Seismic Stations Pick Up Cleveland Blast


Thursday, March 08 2012
Cleveland Volcano has blown its top again. An explosion shook the restless Aleutian volcano at around 7 o’clock Wednesday night. There’s no monitoring network on the volcano itself, but seismic stations as far away as Dillingham picked up the signal.
Alaska Volcano Observatory seismologist Steve McNutt says that like a similar explosion in December, Wednesday’s was relatively small.
“They were strong enough to generate a healthy signal that showed up on our instruments, but in terms of what Cleveland has done in the past, they’re relatively small.”
McNutt says the explosion likely destroyed a lava dome that had been forming in Cleveland’s crater for several weeks.

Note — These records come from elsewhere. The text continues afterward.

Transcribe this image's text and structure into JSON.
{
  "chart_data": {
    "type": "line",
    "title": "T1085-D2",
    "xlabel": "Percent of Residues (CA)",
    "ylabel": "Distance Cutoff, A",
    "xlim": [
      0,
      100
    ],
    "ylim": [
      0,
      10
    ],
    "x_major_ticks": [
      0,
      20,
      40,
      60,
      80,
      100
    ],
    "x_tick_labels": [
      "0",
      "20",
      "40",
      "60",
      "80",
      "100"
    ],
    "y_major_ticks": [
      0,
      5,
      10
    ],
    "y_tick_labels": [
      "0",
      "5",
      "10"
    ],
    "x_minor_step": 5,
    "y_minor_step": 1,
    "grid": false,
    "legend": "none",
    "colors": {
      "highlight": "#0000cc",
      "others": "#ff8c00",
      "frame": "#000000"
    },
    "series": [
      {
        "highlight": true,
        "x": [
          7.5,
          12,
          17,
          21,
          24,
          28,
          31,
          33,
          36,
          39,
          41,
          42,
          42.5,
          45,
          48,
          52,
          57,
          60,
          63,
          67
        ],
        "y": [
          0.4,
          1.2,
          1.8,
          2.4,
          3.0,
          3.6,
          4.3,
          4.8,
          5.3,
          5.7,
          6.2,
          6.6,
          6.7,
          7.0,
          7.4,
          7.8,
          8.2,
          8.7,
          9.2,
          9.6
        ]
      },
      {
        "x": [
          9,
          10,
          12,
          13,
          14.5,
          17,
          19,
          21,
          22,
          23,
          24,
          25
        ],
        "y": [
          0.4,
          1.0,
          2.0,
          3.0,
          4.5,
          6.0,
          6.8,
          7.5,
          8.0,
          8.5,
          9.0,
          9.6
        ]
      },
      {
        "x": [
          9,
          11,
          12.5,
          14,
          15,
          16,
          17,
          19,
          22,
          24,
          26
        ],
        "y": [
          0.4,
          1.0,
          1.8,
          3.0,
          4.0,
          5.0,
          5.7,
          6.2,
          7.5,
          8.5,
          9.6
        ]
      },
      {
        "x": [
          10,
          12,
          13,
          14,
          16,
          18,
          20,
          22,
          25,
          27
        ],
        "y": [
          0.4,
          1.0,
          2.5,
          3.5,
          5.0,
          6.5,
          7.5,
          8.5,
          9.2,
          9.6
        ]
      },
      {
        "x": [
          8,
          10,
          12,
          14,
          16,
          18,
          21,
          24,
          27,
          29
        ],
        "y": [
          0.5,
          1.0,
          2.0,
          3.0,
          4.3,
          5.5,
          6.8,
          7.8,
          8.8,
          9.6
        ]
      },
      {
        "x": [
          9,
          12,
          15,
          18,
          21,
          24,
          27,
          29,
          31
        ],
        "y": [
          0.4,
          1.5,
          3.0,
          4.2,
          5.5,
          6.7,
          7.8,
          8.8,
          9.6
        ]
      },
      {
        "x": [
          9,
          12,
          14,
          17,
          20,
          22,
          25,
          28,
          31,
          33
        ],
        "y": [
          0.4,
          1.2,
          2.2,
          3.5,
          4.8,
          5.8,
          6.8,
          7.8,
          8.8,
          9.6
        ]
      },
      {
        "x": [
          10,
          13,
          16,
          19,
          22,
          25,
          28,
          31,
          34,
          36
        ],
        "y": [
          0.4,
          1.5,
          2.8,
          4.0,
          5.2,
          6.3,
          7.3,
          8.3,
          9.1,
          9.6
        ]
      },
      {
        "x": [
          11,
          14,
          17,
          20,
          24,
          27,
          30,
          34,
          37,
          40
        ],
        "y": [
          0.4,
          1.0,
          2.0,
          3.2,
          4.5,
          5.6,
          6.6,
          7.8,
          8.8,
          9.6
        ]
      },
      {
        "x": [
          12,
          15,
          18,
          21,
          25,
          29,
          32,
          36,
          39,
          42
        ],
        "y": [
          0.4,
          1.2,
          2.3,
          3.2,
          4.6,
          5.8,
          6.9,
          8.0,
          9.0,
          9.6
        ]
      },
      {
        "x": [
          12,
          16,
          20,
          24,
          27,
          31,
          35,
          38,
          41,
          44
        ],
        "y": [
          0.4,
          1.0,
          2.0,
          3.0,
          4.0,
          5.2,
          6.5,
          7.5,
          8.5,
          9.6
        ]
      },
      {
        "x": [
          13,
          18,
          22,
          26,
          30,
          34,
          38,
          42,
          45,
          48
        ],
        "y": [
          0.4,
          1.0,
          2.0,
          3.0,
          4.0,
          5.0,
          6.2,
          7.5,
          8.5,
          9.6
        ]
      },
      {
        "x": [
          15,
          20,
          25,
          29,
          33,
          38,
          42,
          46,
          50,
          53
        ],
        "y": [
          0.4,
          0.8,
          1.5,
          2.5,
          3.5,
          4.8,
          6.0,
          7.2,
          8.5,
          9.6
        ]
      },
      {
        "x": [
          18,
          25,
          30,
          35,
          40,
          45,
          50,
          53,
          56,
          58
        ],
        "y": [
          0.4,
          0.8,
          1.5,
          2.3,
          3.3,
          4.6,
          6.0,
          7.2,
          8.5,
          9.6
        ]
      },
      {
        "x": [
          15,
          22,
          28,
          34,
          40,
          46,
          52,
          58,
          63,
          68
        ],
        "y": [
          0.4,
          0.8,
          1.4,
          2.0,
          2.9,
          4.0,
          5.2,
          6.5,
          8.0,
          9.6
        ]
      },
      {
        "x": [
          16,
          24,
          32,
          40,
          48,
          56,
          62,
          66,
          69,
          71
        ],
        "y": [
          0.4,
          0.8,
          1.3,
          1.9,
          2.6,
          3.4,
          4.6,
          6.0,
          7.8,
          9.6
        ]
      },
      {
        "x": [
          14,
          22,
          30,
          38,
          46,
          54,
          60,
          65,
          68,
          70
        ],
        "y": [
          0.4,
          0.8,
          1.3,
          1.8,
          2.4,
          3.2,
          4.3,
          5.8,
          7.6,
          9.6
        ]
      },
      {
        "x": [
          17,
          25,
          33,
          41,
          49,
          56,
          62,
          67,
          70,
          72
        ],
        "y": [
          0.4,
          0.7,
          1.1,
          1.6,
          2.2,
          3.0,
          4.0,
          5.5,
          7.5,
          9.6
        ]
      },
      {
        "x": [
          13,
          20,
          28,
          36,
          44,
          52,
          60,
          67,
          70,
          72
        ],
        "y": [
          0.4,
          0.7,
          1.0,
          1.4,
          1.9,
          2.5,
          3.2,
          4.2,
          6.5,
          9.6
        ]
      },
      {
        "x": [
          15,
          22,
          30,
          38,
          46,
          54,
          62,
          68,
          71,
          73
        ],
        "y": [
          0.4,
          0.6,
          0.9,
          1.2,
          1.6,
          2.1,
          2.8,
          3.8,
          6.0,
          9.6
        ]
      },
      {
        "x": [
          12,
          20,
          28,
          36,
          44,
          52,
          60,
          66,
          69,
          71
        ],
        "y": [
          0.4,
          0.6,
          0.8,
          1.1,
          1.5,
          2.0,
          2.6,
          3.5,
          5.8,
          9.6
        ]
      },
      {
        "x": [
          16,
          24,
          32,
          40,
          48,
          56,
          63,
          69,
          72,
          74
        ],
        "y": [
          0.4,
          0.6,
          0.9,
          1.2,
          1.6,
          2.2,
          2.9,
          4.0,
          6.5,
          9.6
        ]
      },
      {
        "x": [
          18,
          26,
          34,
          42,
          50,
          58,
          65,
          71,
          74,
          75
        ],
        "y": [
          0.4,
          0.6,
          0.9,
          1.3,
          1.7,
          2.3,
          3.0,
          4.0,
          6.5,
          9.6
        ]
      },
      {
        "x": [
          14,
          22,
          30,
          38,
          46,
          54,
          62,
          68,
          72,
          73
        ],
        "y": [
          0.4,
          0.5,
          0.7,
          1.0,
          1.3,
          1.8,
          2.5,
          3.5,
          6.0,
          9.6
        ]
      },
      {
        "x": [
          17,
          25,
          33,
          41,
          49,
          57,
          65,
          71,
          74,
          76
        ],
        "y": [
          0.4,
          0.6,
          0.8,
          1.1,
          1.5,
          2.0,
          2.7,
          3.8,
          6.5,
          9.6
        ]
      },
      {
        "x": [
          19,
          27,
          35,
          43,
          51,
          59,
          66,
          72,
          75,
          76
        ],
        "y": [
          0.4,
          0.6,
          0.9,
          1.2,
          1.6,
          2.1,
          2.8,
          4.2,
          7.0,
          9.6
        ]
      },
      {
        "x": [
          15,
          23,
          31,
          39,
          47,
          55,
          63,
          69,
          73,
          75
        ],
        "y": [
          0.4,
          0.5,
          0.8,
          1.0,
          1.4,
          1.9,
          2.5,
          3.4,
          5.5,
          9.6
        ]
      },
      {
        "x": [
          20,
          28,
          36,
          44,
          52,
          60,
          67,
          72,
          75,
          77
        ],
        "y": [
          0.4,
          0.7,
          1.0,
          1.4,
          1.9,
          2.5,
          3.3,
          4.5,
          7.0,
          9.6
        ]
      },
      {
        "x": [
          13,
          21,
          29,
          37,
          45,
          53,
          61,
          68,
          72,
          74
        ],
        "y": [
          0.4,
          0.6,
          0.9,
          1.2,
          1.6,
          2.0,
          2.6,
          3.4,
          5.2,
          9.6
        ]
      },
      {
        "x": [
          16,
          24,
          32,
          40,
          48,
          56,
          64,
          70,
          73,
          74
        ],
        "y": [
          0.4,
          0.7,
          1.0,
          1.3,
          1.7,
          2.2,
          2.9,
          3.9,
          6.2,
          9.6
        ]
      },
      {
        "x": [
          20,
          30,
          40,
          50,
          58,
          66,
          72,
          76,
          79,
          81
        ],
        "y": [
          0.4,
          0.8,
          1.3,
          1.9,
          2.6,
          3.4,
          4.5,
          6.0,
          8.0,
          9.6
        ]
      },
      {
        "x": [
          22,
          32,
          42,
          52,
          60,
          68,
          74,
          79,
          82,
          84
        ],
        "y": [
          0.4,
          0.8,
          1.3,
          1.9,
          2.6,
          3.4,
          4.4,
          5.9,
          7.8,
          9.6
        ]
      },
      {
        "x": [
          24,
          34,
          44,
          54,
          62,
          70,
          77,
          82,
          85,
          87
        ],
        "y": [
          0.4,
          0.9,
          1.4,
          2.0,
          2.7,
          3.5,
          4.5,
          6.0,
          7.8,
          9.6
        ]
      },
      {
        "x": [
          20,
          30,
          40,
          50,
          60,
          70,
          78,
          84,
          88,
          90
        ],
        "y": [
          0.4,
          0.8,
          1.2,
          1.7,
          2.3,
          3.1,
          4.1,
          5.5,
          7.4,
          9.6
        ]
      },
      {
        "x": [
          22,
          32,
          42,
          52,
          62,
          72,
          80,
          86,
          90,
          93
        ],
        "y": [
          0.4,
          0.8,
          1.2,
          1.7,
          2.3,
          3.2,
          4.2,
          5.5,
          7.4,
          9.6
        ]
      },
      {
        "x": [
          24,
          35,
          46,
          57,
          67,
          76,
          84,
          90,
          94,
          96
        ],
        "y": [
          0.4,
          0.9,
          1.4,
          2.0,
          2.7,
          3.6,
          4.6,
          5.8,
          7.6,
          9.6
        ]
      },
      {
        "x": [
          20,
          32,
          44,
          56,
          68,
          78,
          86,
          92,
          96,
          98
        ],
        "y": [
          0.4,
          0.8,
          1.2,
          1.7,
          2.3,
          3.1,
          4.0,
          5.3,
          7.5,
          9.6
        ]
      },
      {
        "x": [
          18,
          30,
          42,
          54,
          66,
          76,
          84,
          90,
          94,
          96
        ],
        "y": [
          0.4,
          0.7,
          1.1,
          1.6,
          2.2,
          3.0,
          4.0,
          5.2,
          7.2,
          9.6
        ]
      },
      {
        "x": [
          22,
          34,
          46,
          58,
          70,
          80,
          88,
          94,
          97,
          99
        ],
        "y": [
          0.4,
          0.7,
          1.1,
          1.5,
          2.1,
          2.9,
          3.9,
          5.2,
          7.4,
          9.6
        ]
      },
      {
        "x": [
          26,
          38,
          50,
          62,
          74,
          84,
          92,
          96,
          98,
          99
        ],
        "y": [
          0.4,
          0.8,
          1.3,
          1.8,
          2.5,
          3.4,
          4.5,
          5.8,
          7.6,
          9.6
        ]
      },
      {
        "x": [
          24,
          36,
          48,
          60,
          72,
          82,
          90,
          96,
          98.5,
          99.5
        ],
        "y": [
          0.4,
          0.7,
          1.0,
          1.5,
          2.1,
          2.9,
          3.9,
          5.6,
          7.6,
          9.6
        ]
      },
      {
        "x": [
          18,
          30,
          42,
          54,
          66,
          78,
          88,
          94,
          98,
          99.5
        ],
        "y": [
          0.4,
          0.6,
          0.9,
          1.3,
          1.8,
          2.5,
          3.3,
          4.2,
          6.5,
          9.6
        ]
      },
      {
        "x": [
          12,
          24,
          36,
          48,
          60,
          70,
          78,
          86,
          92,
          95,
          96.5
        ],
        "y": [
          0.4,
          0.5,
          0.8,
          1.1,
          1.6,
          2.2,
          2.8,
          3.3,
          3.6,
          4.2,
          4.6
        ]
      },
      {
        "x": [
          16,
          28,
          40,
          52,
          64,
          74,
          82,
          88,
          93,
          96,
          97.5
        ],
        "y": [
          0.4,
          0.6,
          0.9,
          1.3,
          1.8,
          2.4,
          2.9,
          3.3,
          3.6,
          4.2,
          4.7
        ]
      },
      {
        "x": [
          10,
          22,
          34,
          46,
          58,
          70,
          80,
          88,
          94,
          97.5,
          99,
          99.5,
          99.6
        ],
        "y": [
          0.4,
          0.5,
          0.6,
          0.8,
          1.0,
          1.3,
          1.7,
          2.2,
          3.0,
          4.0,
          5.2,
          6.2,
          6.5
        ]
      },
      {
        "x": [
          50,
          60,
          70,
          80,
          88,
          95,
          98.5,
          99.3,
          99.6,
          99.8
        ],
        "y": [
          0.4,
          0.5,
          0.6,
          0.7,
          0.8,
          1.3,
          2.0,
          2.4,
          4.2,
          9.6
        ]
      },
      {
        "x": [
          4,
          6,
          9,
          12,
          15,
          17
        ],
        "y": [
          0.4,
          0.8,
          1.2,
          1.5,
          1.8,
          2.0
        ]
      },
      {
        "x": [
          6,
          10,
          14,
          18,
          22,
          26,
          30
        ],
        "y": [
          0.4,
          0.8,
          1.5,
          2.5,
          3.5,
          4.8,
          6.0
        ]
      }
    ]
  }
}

“The dome is sort of a thick, pasty lava flow. It’s like peanut butter, it’s kind of thick and pasty. It’s not runny and fluid like Hawaii, that’s why it makes that sort of rounded, dome-shaped feature. But it is molten rock. So what we think happens is it plugs up its own vent and then gases continue to escape out of solution underneath it and eventually you get to a point where the gas pressure high enough that the gas pressure trying to escape is stronger than the strength of the magma to hold it in.”
McNutt says cloudy conditions since the explosion have kept the Observatory from getting a good look at the volcano’s crater. He says they also weren’t able to detect an ash cloud associated with the eruption, although there likely was one.
The blast didn’t interrupt air traffic, although Cleveland does lies on a major international flight path.
McNutt says given the Cleveland’s track record, more explosions of this kind are likely.